La Legge di Bilancio cancellerebbe 3 dei 4 milioni a cui ammonta il Piano per l’arte contemporanea, privando il Maxxi e la Galleria nazionale d’Arte moderna di Roma di 1,5 milioni di euro l’anno
“Ci vediamo costretti a ripensare e ridurre dunque progetti e attività già programmati per il 2019. Chiederemo al Ministero dei beni culturali, socio fondatore-promotore della Fondazione Maxxi, di rivedere una scelta che penalizza ingiustamente il Maxxi e Roma”. Così Giovanna Melandri, presidente della fondazione che governa a Roma il Museo nazionale delle arti del XXI secolo, reagisce alla notizia del taglio dei fondi che nella Legge di Bilancio cancellerebbe – come si è visto, i ripensamenti sono sempre possibili – 3 dei 4 milioni a cui ammonta il Piano per l’arte contemporanea, privando il Maxxi e la Galleria nazionale d’Arte moderna di Roma di 1,5 milioni di euro l’anno ciascuno. “Risorse destinate alla crescita, valorizzazione e promozione della collezione pubblica nazionale di arte e architettura contemporanee”, precisa la Melandri. “Ricordo che l’incremento della collezione è una delle missioni fondamentali affidate al museo, assieme alla sua promozione in Italia (l’accesso è difatti gratuito dal martedì al venerdì) e nel mondo (in questo momento parte della la collezione con artisti e fotografi italiani e a Delhi e al Museo Bardo di Tunisi)”.
Quando un Paese che dedica appena lo 0,19% del PIL al bilancio del suo Ministero per i Beni Culturali taglia ulteriormente i contributi, in termini generali è sempre una pessima notizia. In questo caso, pare che si tratti di una diversa destinazione, e per pronunciarsi occorrerà verificare come saranno utilizzati questi 3 milioni di euro: sull’Huffington Post il piddino Michele Anzaldi informa che “verranno dirottati per la ‘promozione dell’arte contemporanea all’estero’“, per poi ironizzare sull’ipotesi che la formula nasconda “l’intenzione di faraonici viaggio-premio all’estero per qualche dirigente amico”. Questo avremo modo di verificarlo: ma per il momento, ci limitiamo a rivolgere ai lettori qualche semplice domanda: sentite realmente che oggi il Maxxi rivesta il rivendicato ruolo di primo museo del Paese nel contemporaneo?
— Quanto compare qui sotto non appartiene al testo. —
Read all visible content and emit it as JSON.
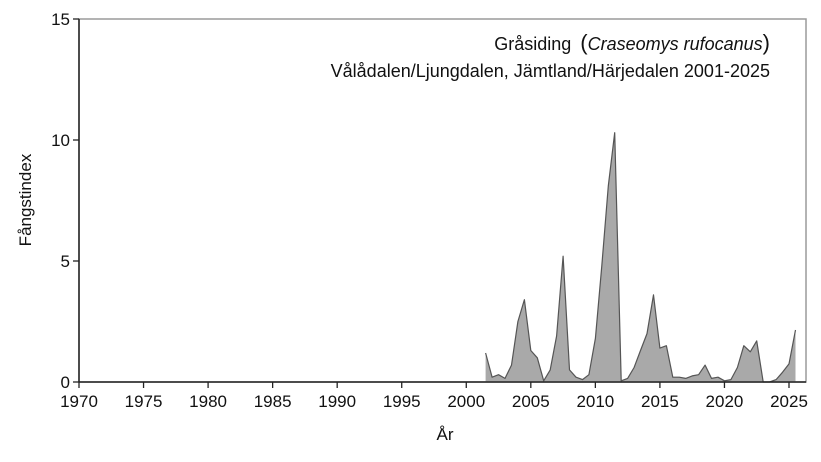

Che abbia l’ambizione – di certo frenata dai perenni problemi di budget – di stare al passo di strutture come la Tate Modern a Londra, il Centre Pompidou a Parigi, il Reina Sofia a Madrid? Sinceramente, a fine anno: stilando un bilancio delle migliori mostre viste nel 2018, ne inserireste almeno una vista al Maxxi? Sicuramente i problemi sono a monte, risiedono nella strutturale incapacità italiana di pensare a un’istituzione culturale come qualcosa di importante anche sul piano economico, il che non significa soltanto far quadrare i bilanci, ma soddisfare anche le economie dello spirito. Ma allo stato dei fatti, perché continuare a privilegiare un museo che ispira tanti no?